In what was billed as the "Great Ocean Yacht Race", when three wealthy American men took their yachts on a mid-winter transatlantic race across the Atlantic in December 1866. The three yachts were the Vesta owned by Pierre Lorillard IV, the Fleetwing owned by George and Franklin Osgood and the Henrietta owned by the 21-year-old yachtsman James Gordon Bennett Jr. Each yachtsman put up $30,000 in the winner-take-all wager. They started from Sandy Hook Light, during high westerly winds and raced to The Needles, the furthest westerly point of the Isle of Wight in the English Channel, before reaching the seaport Cowes on the Isle of Wight. Bennett's Henrietta won with a time of 13 days, 21 hours, 55 minutes, with Captain Samuel S. Samuels as the skipper. The Fleetwing and Vesta took over 14 days to reach Cowes. After his win, Bennett bought the rival yacht, the Fleetwing, for $65,000 and named her the Dauntless.

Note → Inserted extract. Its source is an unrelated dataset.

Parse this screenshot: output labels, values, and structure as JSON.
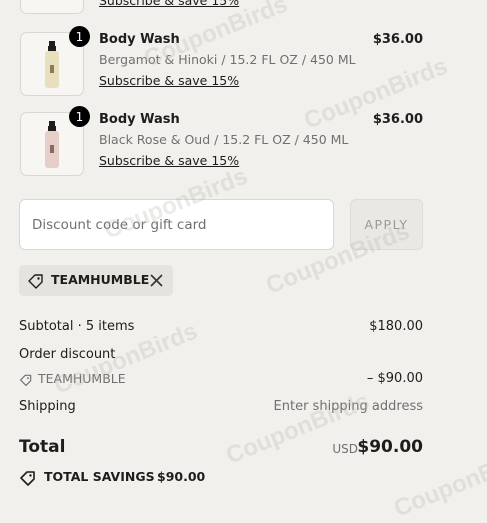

After the race, on January 1, 1867, Commodore McVickar of the New York Yacht Club and Mr. Bennett, of the Henrietta had a personal meeting with Queen Victoria at Osborne House.

==End of service==

In 1870, the Henrietta was sold for $16,000 to Captain Nickerson of Boston for fruit trade in West Indies. She was later sold again and used in the African trade and then transferred to New Orleans and the Bay Island Fruit company.

On December 16, 1872, the Henrietta was lost off the coast of Roatán, Honduras on her return voyage to New York during a heavy gale. Her crew were saved.